Simon Phipps wrote:
It's been an interesting "does he take sugar" experience watching the conversation about me; I thought I'd interject with a link to a story that has correct information:
http://www.infoworld.com/d/adventures-in-it/former-sun-open-source-officer-joins-osi-board-109
Ths thing I find interesting in the article, and indeed in many of your
statements, is that you show absolutely no sign of self-doubt about
whether open sourcing everything you could actually destroyed
shareholder value and drove Sun down the toilet. I'm certain that there
was a decision to be made about being mean and nasty to the open source
systems that were eating your lunch (and dinner) or whether to cosy up.
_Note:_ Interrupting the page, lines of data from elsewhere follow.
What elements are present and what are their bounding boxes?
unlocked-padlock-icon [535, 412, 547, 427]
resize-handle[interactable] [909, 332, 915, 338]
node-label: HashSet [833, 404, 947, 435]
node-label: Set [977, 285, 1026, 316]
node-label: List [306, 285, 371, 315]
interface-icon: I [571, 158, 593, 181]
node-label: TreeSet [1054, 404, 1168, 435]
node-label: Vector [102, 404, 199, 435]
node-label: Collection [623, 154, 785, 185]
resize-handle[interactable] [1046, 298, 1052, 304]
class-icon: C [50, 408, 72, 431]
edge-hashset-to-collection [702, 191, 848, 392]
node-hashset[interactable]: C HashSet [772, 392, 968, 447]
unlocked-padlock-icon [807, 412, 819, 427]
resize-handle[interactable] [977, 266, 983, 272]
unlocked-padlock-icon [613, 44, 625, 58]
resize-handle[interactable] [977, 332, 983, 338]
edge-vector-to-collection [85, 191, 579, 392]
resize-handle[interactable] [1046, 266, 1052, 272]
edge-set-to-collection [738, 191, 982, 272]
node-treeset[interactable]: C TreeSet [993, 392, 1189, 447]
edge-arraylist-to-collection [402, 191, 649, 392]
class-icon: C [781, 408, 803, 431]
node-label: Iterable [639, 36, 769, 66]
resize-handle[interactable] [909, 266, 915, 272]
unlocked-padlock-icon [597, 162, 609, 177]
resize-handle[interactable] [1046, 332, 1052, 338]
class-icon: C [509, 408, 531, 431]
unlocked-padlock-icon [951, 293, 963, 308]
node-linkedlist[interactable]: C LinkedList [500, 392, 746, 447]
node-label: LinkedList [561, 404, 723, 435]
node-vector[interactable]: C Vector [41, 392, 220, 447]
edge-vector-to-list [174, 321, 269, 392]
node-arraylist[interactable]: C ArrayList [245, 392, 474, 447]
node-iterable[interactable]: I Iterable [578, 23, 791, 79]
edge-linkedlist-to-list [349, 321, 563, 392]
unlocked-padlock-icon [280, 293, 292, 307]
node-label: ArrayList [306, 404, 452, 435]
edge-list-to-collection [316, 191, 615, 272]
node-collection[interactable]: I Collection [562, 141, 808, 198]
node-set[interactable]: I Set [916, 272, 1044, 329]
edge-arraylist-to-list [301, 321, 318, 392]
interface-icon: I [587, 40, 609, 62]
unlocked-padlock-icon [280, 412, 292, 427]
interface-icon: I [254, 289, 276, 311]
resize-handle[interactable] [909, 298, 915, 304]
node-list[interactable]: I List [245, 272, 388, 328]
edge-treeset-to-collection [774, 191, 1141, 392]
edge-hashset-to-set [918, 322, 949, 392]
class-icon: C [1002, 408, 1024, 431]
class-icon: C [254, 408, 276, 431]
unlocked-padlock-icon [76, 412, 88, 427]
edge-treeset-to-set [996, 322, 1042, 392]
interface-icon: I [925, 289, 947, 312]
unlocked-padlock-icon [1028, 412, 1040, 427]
But I'm not sure you made the right one, because Solaris did run on
Intel and Java was a powerful card, and the companies that are still
standing are ones who didn't give away all their IP and show their
competitors their cards. You might have done the right thing for society
as a whole (maybe: we'll see how your big customers fare and whether
ultimately there's a reduction in real choice) but I'm not at all sure
you did the right thing for Sun shareholders. I'm not one, but I've been
a fairly happy user at major banks. (I was a less happy personal
customer - I paid as much for your C++ compiler on Solaris 2.5 as I did
for MSDN Universal - and guess which got me support and updates for a
year? And which was the better compiler?)
Personally I don't give a fig whether Solaris is free (in either sense)
- so long as it has a version that's affordable, preferably in the
ballpark of Windows or MacOS. After all, Esix and Interactive are long
gone. It remains to be seen whether that happens. I'd be quite happy for
Oracle to dismantle the freedom in exchange for a hundred dollar UNIX
with a stable ABI and an NDA-happy relationship between the driver
integrators and nVidia and ATI that can deliver Mac-like stability and
video integration and performance on vanilla hardware, but I suspect
I'll be disappointed since Oracle have hardly courted that sort of
market. Maybe I'll just have to get a Mac - I've been resisting. :-(
Let's remember: Sun opened a lot of technologies - but I rather think it
was done without seeing how to monetise it. And you can't put the genie
back in the box. Sun is now history. Maybe it would have been anyway,
its speculation, but the management at Sun failed, badly.